Endüstriyel tarım ve hayvancılığın yaşadığımız iklim krizi üzerindeki etkisi düşünülenden çok daha büyük. Dolayısıyla meselenin sadece mikropların antibiyotik direnci geliştirmesinin yol açacağı sağlık sorunları olarak anlaşılmaması son derece önemli. Böyle bir anlayışın olağan sonucu “yeni antibiyotikler geliştirir ve bu direnç sorununu çözeriz” oluyor çünkü. Ancak bu anlayış da sorunun bir parçası. Öyleyse bakış açımızı yeni antibiyotik geliştirme çalışmalarına değil tarımda kullanılan pestisitlere odaklamalıyız. Tarımda pestisit kullanılmasını azaltacak ya da sıfırlayacak üretim yöntemlerinin teşvik edilmesine çabalamak, antibiyotik direnç gelişimi nedeniyle yaşanan ve yaşanacak sağlık sorunlarını azaltmak için öncelikli ve iklim krizini de daha fazla derinleştirmeyecek bir hedef olacaktır.
Notlar
1) Aşırı ve gereksiz antibiyotik kullanımının yol açtığı sorunlar hakkında daha detaylı bilgi için şu yazıya bakılabilir: Gıdalardaki Antibiyotik: Sorular ve Sorunlar
2) Türkiye’de hayvancılıkta kullanılan antibiyotik miktarının ne kadar olduğuna dair bir tahmin için şu yazıya bakılabilir: Türkiye’de Hayvancılıkta Kullanılan Antibiyotik Miktarı Nedir?

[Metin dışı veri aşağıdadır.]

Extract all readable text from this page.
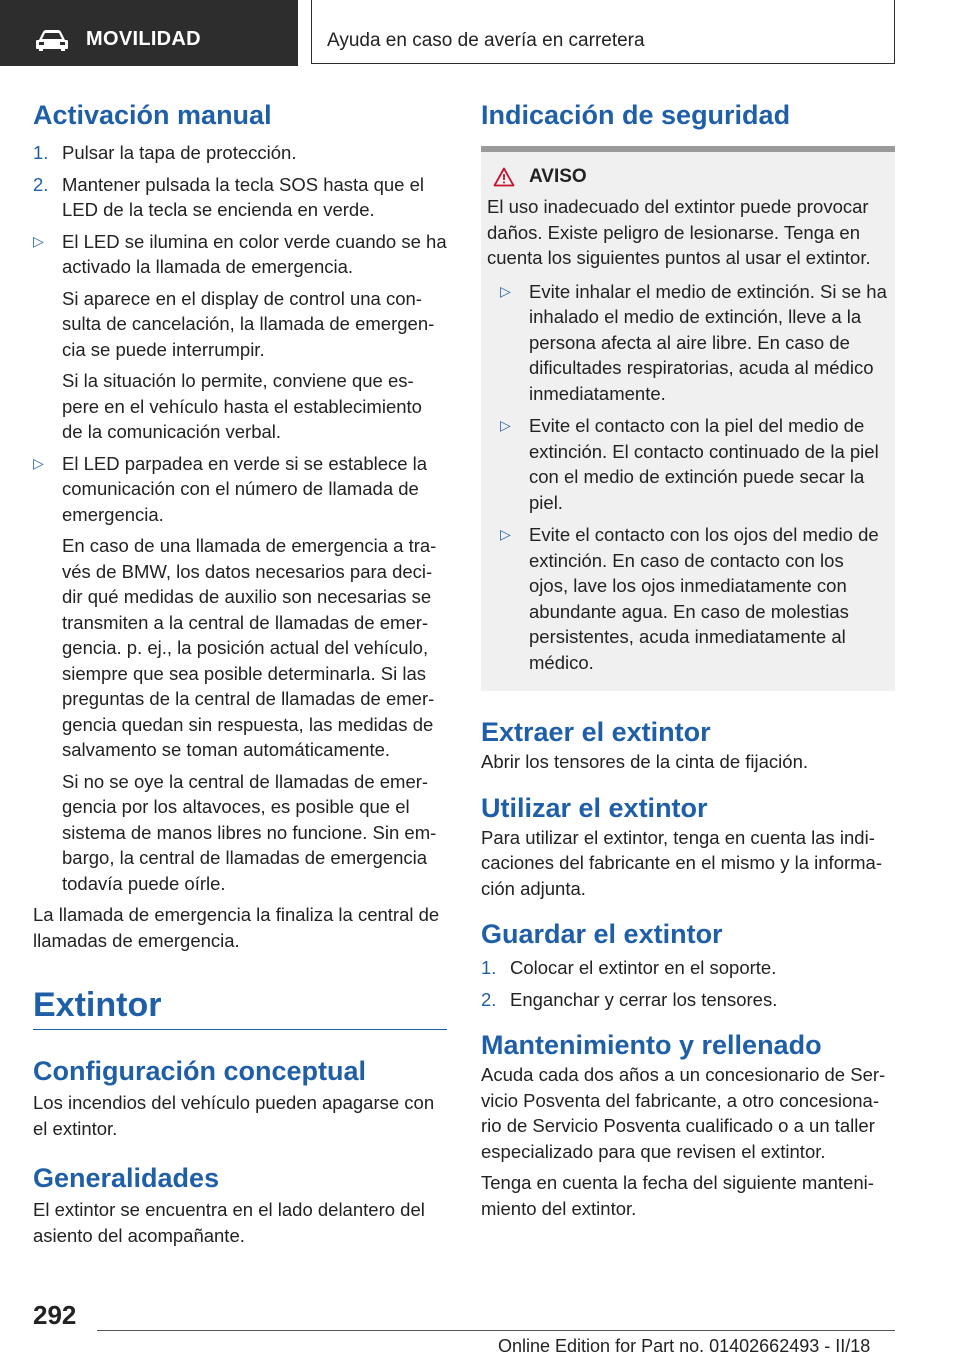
MOVILIDAD	Ayuda en caso de avería en carretera
Activación manual
1. Pulsar la tapa de protección.
2. Mantener pulsada la tecla SOS hasta que el LED de la tecla se encienda en verde.
▷ El LED se ilumina en color verde cuando se ha activado la llamada de emergencia.

Si aparece en el display de control una con-sulta de cancelación, la llamada de emergen-cia se puede interrumpir.

Si la situación lo permite, conviene que es-pere en el vehículo hasta el establecimiento de la comunicación verbal.

▷ El LED parpadea en verde si se establece la comunicación con el número de llamada de emergencia.

En caso de una llamada de emergencia a tra-vés de BMW, los datos necesarios para deci-dir qué medidas de auxilio son necesarias se transmiten a la central de llamadas de emer-gencia. p. ej., la posición actual del vehículo, siempre que sea posible determinarla. Si las preguntas de la central de llamadas de emer-gencia quedan sin respuesta, las medidas de salvamento se toman automáticamente.

Si no se oye la central de llamadas de emer-gencia por los altavoces, es posible que el sistema de manos libres no funcione. Sin em-bargo, la central de llamadas de emergencia todavía puede oírle.

La llamada de emergencia la finaliza la central de llamadas de emergencia.

Extintor
Configuración conceptual

Los incendios del vehículo pueden apagarse con el extintor.

Generalidades

El extintor se encuentra en el lado delantero del asiento del acompañante.

Indicación de seguridad
AVISO

El uso inadecuado del extintor puede provocar daños. Existe peligro de lesionarse. Tenga en cuenta los siguientes puntos al usar el extintor.

▷ Evite inhalar el medio de extinción. Si se ha inhalado el medio de extinción, lleve a la persona afecta al aire libre. En caso de dificultades respiratorias, acuda al médico inmediatamente.
▷ Evite el contacto con la piel del medio de extinción. El contacto continuado de la piel con el medio de extinción puede secar la piel.
▷ Evite el contacto con los ojos del medio de extinción. En caso de contacto con los ojos, lave los ojos inmediatamente con abundante agua. En caso de molestias persistentes, acuda inmediatamente al médico.
Extraer el extintor

Abrir los tensores de la cinta de fijación.

Utilizar el extintor

Para utilizar el extintor, tenga en cuenta las indi-caciones del fabricante en el mismo y la informa-ción adjunta.

Guardar el extintor
1. Colocar el extintor en el soporte.
2. Enganchar y cerrar los tensores.
Mantenimiento y rellenado

Acuda cada dos años a un concesionario de Ser-vicio Posventa del fabricante, a otro concesiona-rio de Servicio Posventa cualificado o a un taller especializado para que revisen el extintor.

Tenga en cuenta la fecha del siguiente manteni-miento del extintor.

292
Online Edition for Part no. 01402662493 - II/18
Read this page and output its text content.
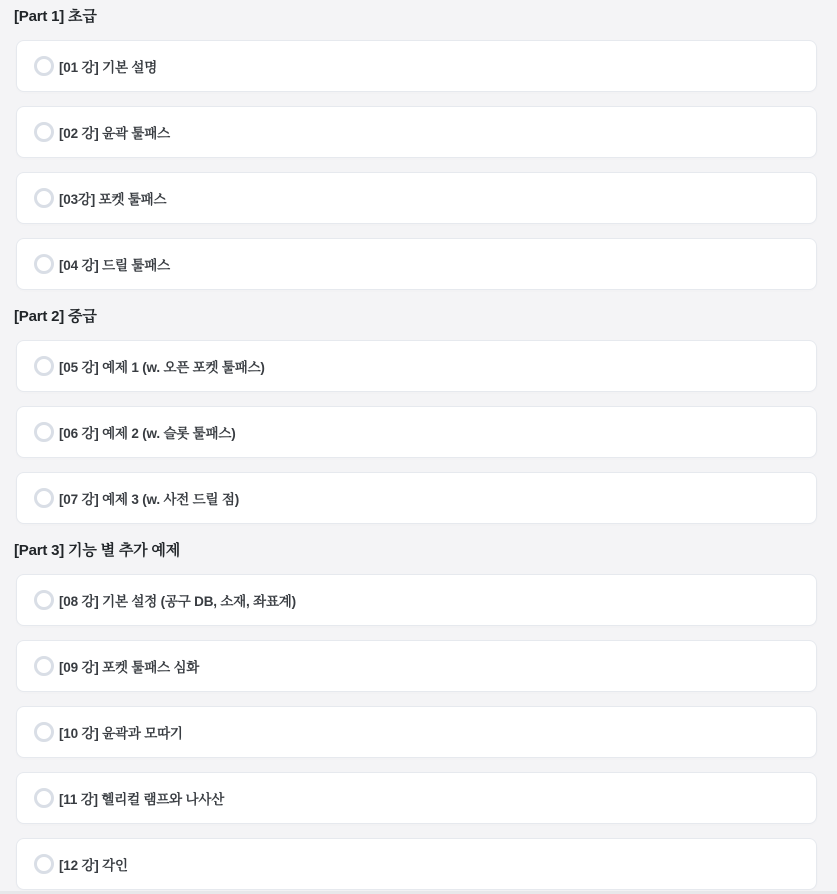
[Part 1] 초급
[01 강] 기본 설명
[02 강] 윤곽 툴패스
[03강] 포켓 툴패스
[04 강] 드릴 툴패스
[Part 2] 중급
[05 강] 예제 1 (w. 오픈 포켓 툴패스)
[06 강] 예제 2 (w. 슬롯 툴패스)
[07 강] 예제 3 (w. 사전 드릴 점)
[Part 3] 기능 별 추가 예제
[08 강] 기본 설정 (공구 DB, 소재, 좌표계)
[09 강] 포켓 툴패스 심화
[10 강] 윤곽과 모따기
[11 강] 헬리컬 램프와 나사산
[12 강] 각인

3) Antibiyotik kalıntıları sorununun daha az dile getirilen toplumsal meselelerle ilgisi için şu yazıya bakılabilir: Antibiyotikli Etler, GDO’lu Yemler ve Doğuda Bir Köy
4) Pestisitler hakkında detaylı bilgi için şu yazılara bakılabilir: Küresel Isınma Çağında Pestisitler ve Gıda Güvenliği ve Gıdada Pestisit Kalıntısı ve Sağlık(BŞ/APA)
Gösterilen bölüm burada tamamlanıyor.